Objective: The objective of the study was to examine the effects of DPP-4 inhibition on fasting islet function.

Design: We conducted a randomized, double-blind, placebo-controlled trial.

Setting: The study was performed in General Clinical Research Centers at two University Hospitals.

Subjects: Forty-one subjects with T2DM were treated with metformin or diet, having good glycemic control with glycosylated hemoglobin values of 6.2–7.5%.

Intervention: Subjects were treated with vildagliptin (50 mg twice daily) or placebo for 3 months, followed by a 2-wk washout.

Major Outcome Measure: We measured insulin secretion in response to iv glucose and arginine before and after treatment and after drug washout.
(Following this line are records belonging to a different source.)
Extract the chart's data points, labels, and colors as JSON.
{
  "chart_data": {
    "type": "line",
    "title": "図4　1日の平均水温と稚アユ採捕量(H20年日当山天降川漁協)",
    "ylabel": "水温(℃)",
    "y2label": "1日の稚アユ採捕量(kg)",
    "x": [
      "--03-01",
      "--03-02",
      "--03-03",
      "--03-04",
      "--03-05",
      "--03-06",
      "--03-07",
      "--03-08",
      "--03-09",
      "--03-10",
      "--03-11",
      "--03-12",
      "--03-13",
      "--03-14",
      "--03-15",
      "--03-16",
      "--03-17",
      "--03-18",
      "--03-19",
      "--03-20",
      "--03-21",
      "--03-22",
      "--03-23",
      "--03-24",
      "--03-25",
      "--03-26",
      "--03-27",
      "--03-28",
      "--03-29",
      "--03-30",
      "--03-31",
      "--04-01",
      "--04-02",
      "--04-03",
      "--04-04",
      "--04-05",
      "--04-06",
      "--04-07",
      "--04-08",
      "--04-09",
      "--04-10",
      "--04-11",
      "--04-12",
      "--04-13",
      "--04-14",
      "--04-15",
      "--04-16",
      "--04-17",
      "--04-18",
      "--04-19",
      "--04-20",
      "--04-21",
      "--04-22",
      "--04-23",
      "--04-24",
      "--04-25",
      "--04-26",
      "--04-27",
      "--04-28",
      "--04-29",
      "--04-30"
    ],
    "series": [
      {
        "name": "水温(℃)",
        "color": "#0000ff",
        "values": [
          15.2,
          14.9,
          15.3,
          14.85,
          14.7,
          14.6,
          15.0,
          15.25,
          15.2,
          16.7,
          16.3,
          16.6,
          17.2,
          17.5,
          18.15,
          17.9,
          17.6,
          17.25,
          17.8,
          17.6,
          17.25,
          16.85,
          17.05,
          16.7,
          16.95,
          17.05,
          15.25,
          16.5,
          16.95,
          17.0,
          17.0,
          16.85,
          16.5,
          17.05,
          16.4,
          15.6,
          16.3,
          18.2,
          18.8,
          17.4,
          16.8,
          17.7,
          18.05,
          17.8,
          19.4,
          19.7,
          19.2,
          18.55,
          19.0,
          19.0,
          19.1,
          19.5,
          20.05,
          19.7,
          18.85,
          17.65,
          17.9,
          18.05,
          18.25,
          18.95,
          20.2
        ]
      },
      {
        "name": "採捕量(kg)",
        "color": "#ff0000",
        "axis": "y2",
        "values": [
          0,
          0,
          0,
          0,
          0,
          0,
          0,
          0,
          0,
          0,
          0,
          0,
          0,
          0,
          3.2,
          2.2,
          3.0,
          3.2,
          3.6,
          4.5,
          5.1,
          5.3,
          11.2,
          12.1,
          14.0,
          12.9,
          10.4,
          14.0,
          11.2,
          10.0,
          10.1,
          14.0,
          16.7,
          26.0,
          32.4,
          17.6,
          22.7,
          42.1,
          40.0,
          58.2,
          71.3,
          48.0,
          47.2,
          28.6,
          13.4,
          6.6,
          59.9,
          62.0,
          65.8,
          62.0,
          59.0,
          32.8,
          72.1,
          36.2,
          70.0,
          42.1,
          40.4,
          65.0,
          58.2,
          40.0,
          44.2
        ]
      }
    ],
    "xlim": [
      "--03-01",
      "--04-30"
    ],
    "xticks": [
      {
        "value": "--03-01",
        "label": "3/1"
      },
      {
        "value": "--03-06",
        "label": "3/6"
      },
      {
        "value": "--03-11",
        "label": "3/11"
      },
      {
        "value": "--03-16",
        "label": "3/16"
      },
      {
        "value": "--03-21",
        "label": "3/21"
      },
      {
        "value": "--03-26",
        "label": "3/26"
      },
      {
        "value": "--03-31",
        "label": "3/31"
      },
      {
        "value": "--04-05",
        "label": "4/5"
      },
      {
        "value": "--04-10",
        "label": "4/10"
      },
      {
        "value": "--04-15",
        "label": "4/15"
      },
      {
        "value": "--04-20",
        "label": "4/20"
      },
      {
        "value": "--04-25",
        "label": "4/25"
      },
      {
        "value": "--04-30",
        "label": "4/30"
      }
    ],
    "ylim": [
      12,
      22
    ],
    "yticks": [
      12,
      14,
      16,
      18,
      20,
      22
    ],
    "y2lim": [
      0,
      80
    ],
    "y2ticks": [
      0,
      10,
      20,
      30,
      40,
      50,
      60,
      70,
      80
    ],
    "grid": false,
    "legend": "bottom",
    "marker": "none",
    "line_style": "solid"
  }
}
Results: There were small and comparable reductions in glycosylated hemoglobin in both groups over 3 months. Vildagliptin increased fasting GLP-1 levels in subjects taking metformin, but not those managed with diet, and raised active GIP levels slightly. DPP-4 inhibitor treatment improved the acute insulin and C-peptide responses to glucose (50 and 100% respectively; P < 0.05) and increased the slope of the C-peptide response to glucose (33%; P = 0.023).

Conclusion: Vildagliptin improves islet function in T2DM under fasting conditions. This suggests that DPP-4 inhibition has metabolic benefits in addition to enhancing meal-induced GLP-1 and GIP activity.